One year ago yesterday, Valentine's Day, we had a home study done in the hopes that we'd be chosen to adopt one day, someday. I remember that day, how stressful it was, how we anticipated just the most awful experience of our very worst skeletons tumbling out of our closets. I remember wanting to make a pact with James promising to be honest, just not too honest, about who we are as parents, because man, we need grace. But in the end, I think that might have been our answer to "What kind of parents are you?" The kind that needs lots and lots of grace. Now, let me tell you about Jesus.
Four weeks later, we had a new baby. Six months later, we had another.

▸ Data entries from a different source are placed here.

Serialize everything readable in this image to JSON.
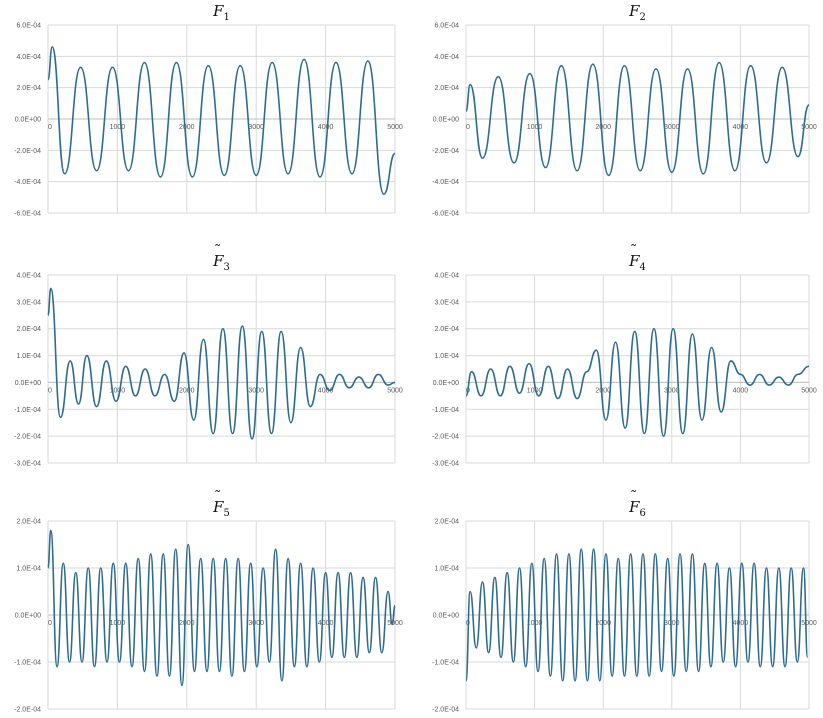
{
  "series_color": "#2e6d8f",
  "grid_color": "#d9d9d9",
  "panels": [
    {
      "title_letter": "F",
      "title_sub": "1",
      "ylim": [
        -0.0006,
        0.0006
      ],
      "y_ticks": [
        "6.0E-04",
        "4.0E-04",
        "2.0E-04",
        "0.0E+00",
        "-2.0E-04",
        "-4.0E-04",
        "-6.0E-04"
      ],
      "x_ticks": [
        "0",
        "1000",
        "2000",
        "3000",
        "4000",
        "5000"
      ],
      "chart_data": {
        "type": "line",
        "xlim": [
          0,
          5000
        ],
        "x": [
          0,
          60,
          240,
          470,
          700,
          930,
          1160,
          1390,
          1620,
          1850,
          2080,
          2310,
          2540,
          2770,
          3000,
          3230,
          3460,
          3690,
          3920,
          4150,
          4380,
          4610,
          4840,
          5000
        ],
        "y": [
          0.00025,
          0.00046,
          -0.00035,
          0.00033,
          -0.00033,
          0.00033,
          -0.00033,
          0.00036,
          -0.00037,
          0.00036,
          -0.00037,
          0.00034,
          -0.00036,
          0.00034,
          -0.00036,
          0.00036,
          -0.00035,
          0.00038,
          -0.00037,
          0.00036,
          -0.00035,
          0.00037,
          -0.00048,
          -0.00022
        ]
      }
    },
    {
      "title_letter": "F",
      "title_sub": "2",
      "ylim": [
        -0.0006,
        0.0006
      ],
      "y_ticks": [
        "6.0E-04",
        "4.0E-04",
        "2.0E-04",
        "0.0E+00",
        "-2.0E-04",
        "-4.0E-04",
        "-6.0E-04"
      ],
      "x_ticks": [
        "0",
        "1000",
        "2000",
        "3000",
        "4000",
        "5000"
      ],
      "chart_data": {
        "type": "line",
        "xlim": [
          0,
          5000
        ],
        "x": [
          0,
          60,
          240,
          470,
          700,
          930,
          1160,
          1390,
          1620,
          1850,
          2080,
          2310,
          2540,
          2770,
          3000,
          3230,
          3460,
          3690,
          3920,
          4150,
          4380,
          4610,
          4840,
          5000
        ],
        "y": [
          5e-05,
          0.00022,
          -0.00025,
          0.00027,
          -0.00028,
          0.00029,
          -0.00031,
          0.00034,
          -0.00033,
          0.00035,
          -0.00036,
          0.00034,
          -0.00033,
          0.00032,
          -0.00034,
          0.00032,
          -0.00035,
          0.00036,
          -0.00033,
          0.00034,
          -0.00028,
          0.00033,
          -0.00024,
          9e-05
        ]
      }
    },
    {
      "title_letter": "F",
      "title_sub": "3",
      "ylim": [
        -0.0003,
        0.0004
      ],
      "y_ticks": [
        "4.0E-04",
        "3.0E-04",
        "2.0E-04",
        "1.0E-04",
        "0.0E+00",
        "-1.0E-04",
        "-2.0E-04",
        "-3.0E-04"
      ],
      "x_ticks": [
        "0",
        "1000",
        "2000",
        "3000",
        "4000",
        "5000"
      ],
      "chart_data": {
        "type": "line",
        "xlim": [
          0,
          5000
        ],
        "x": [
          0,
          40,
          180,
          320,
          440,
          560,
          700,
          840,
          980,
          1120,
          1260,
          1400,
          1540,
          1680,
          1820,
          1960,
          2100,
          2240,
          2380,
          2520,
          2660,
          2800,
          2940,
          3080,
          3220,
          3360,
          3500,
          3640,
          3780,
          3920,
          4060,
          4200,
          4340,
          4480,
          4620,
          4760,
          4900,
          5000
        ],
        "y": [
          0.00025,
          0.00035,
          -0.00013,
          8e-05,
          -8e-05,
          0.0001,
          -9e-05,
          8e-05,
          -7e-05,
          6e-05,
          -5e-05,
          5e-05,
          -5e-05,
          3e-05,
          -7e-05,
          0.00011,
          -0.00014,
          0.00016,
          -0.00019,
          0.0002,
          -0.00019,
          0.00021,
          -0.00021,
          0.00019,
          -0.00019,
          0.00019,
          -0.00015,
          0.00013,
          -9e-05,
          3e-05,
          -3e-05,
          3e-05,
          -2e-05,
          2e-05,
          -2e-05,
          3e-05,
          -1e-05,
          0.0
        ]
      }
    },
    {
      "title_letter": "F",
      "title_sub": "4",
      "ylim": [
        -0.0003,
        0.0004
      ],
      "y_ticks": [
        "4.0E-04",
        "3.0E-04",
        "2.0E-04",
        "1.0E-04",
        "0.0E+00",
        "-1.0E-04",
        "-2.0E-04",
        "-3.0E-04"
      ],
      "x_ticks": [
        "0",
        "1000",
        "2000",
        "3000",
        "4000",
        "5000"
      ],
      "chart_data": {
        "type": "line",
        "xlim": [
          0,
          5000
        ],
        "x": [
          0,
          80,
          220,
          360,
          500,
          640,
          780,
          920,
          1060,
          1200,
          1340,
          1480,
          1620,
          1760,
          1900,
          2040,
          2180,
          2320,
          2460,
          2600,
          2740,
          2880,
          3020,
          3160,
          3300,
          3440,
          3580,
          3720,
          3860,
          4000,
          4140,
          4280,
          4420,
          4560,
          4700,
          4840,
          5000
        ],
        "y": [
          -5e-05,
          4e-05,
          -5e-05,
          5e-05,
          -5e-05,
          6e-05,
          -4e-05,
          7e-05,
          -5e-05,
          6e-05,
          -6e-05,
          5e-05,
          -6e-05,
          4e-05,
          0.00012,
          -0.00014,
          0.00015,
          -0.00017,
          0.00019,
          -0.00019,
          0.0002,
          -0.0002,
          0.0002,
          -0.00019,
          0.00018,
          -0.00014,
          0.00013,
          -0.00011,
          8e-05,
          3e-05,
          -1e-05,
          3e-05,
          -1e-05,
          2e-05,
          -1e-05,
          3e-05,
          6e-05
        ]
      }
    },
    {
      "title_letter": "F",
      "title_sub": "5",
      "ylim": [
        -0.0002,
        0.0002
      ],
      "y_ticks": [
        "2.0E-04",
        "1.0E-04",
        "0.0E+00",
        "-1.0E-04",
        "-2.0E-04"
      ],
      "x_ticks": [
        "0",
        "1000",
        "2000",
        "3000",
        "4000",
        "5000"
      ],
      "chart_data": {
        "type": "line",
        "xlim": [
          0,
          5000
        ],
        "x": [
          0,
          40,
          130,
          220,
          310,
          400,
          490,
          580,
          670,
          760,
          850,
          940,
          1030,
          1120,
          1210,
          1300,
          1390,
          1480,
          1570,
          1660,
          1750,
          1840,
          1930,
          2020,
          2110,
          2200,
          2290,
          2380,
          2470,
          2560,
          2650,
          2740,
          2830,
          2920,
          3010,
          3100,
          3190,
          3280,
          3370,
          3460,
          3550,
          3640,
          3730,
          3820,
          3910,
          4000,
          4090,
          4180,
          4270,
          4360,
          4450,
          4540,
          4630,
          4720,
          4810,
          4900,
          4960,
          5000
        ],
        "y": [
          0.0001,
          0.00018,
          -0.00011,
          0.00011,
          -0.0001,
          9e-05,
          -0.0001,
          0.0001,
          -0.00011,
          0.0001,
          -0.0001,
          0.00011,
          -0.0001,
          0.00011,
          -0.00011,
          0.00012,
          -0.00012,
          0.00013,
          -0.00013,
          0.00013,
          -0.00013,
          0.00014,
          -0.00015,
          0.00015,
          -0.00012,
          0.00012,
          -0.00012,
          0.00012,
          -0.00012,
          0.00012,
          -0.00013,
          0.00012,
          -0.00012,
          0.00011,
          -0.00011,
          0.0001,
          -0.0001,
          0.00014,
          -0.00014,
          0.00012,
          -0.00011,
          0.00011,
          -0.00011,
          0.0001,
          -0.0001,
          9e-05,
          -9e-05,
          9e-05,
          -9e-05,
          9e-05,
          -9e-05,
          8e-05,
          -8e-05,
          8e-05,
          -8e-05,
          5e-05,
          -2e-05,
          2e-05
        ]
      }
    },
    {
      "title_letter": "F",
      "title_sub": "6",
      "ylim": [
        -0.0002,
        0.0002
      ],
      "y_ticks": [
        "2.0E-04",
        "1.0E-04",
        "0.0E+00",
        "-1.0E-04",
        "-2.0E-04"
      ],
      "x_ticks": [
        "0",
        "1000",
        "2000",
        "3000",
        "4000",
        "5000"
      ],
      "chart_data": {
        "type": "line",
        "xlim": [
          0,
          5000
        ],
        "x": [
          0,
          60,
          150,
          240,
          330,
          420,
          510,
          600,
          690,
          780,
          870,
          960,
          1050,
          1140,
          1230,
          1320,
          1410,
          1500,
          1590,
          1680,
          1770,
          1860,
          1950,
          2040,
          2130,
          2220,
          2310,
          2400,
          2490,
          2580,
          2670,
          2760,
          2850,
          2940,
          3030,
          3120,
          3210,
          3300,
          3390,
          3480,
          3570,
          3660,
          3750,
          3840,
          3930,
          4020,
          4110,
          4200,
          4290,
          4380,
          4470,
          4560,
          4650,
          4740,
          4830,
          4920,
          4980
        ],
        "y": [
          -0.00014,
          5e-05,
          -7e-05,
          7e-05,
          -8e-05,
          8e-05,
          -9e-05,
          9e-05,
          -0.0001,
          0.0001,
          -0.00011,
          0.00011,
          -0.00012,
          0.00012,
          -0.00013,
          0.00013,
          -0.00014,
          0.00013,
          -0.00014,
          0.00014,
          -0.00014,
          0.00014,
          -0.00014,
          0.00013,
          -0.00013,
          0.00012,
          -0.00013,
          0.00013,
          -0.00013,
          0.00013,
          -0.00013,
          0.00013,
          -0.00012,
          0.00012,
          -0.00013,
          0.00013,
          -0.00012,
          0.00013,
          -0.00012,
          0.00011,
          -0.00011,
          0.00011,
          -0.0001,
          0.0001,
          -0.00011,
          0.00011,
          -0.0001,
          0.00011,
          -0.00011,
          0.0001,
          -0.00011,
          0.0001,
          -0.00011,
          0.0001,
          -0.0001,
          0.0001,
          -9e-05
        ]
      }
    }
  ]
}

Over the holidays, we spent a weekend with my dearest friend, Marcie. We hosted a little get-together for her and her family in celebration of their new home. During the party, a friend of hers asked why we didn't consider adopting an older child. She knows our hearts are open to adopt again, and the gap in our family is glaring. (Our second child is a very mature nine-year-old, and our third child is as two as two can be.) For me, there is weight there, there was waiting there, there is no vacancy in that gap. It's full of babies. Full.of.babies. And it's full of the grace I needed to survive, and get off the couch, and breathe in and out, and care for the children I'd already been given, and take vacations, and have birthday parties, and try again and again and again for more babies. That gap led to a particular authority with which I can say, "Now, let me tell you about Jesus."
Yesterday, as the kids anxiously anticipated chocolates from their cupid Daddy, I just kept thinking of how our whole world has been turned upside down in the course of one year, how Love took the love that we had and multiplied it beyond our wildest dreams. When I took the kids to a homeschool Valentine's Day party and every.single.adult commented on how full my hands were, what a production it must be for me to leave my home, and how amazing it is that one person can carry that many diaper bags at once, I'd reply sweetly, but I just kept thinking, "I know! I know! Can you even believe it?! Now, let me tell you about Jesus."
This house, my arms, they are full of babies. Full.of.babies. Never-ending laundry piles cover my couch. Three sizes of diapers overflow the basket they're stored in. There are toys and books everywhere. Somebody pooped in my bed. I am exhausted, and hours after bedtime my ears continue ringing from the constant noise. Every day, I need that same grace to survive, and get off the couch, and breathe in and out, and care for the children I've been given, and take vacations, and have birthday parties.
But long division finally clicked. A symphony of armpit farts is one of the funniest things. Raspberries are a silly sign of discontent. Somebody else pooped in the potty -- finally. Maybe because of that weighty, grace-filled gap, I well know how blessed I am, even though it's hard on this side of the hard. And that grace -- it is constantly available. Thank you, Jesus.
I know how to be brought low, and I know how to abound.
In any and every circumstance, I have learned the secret
of facing plenty and hunger, abundance and need.
I can do all things through him who strengthens me."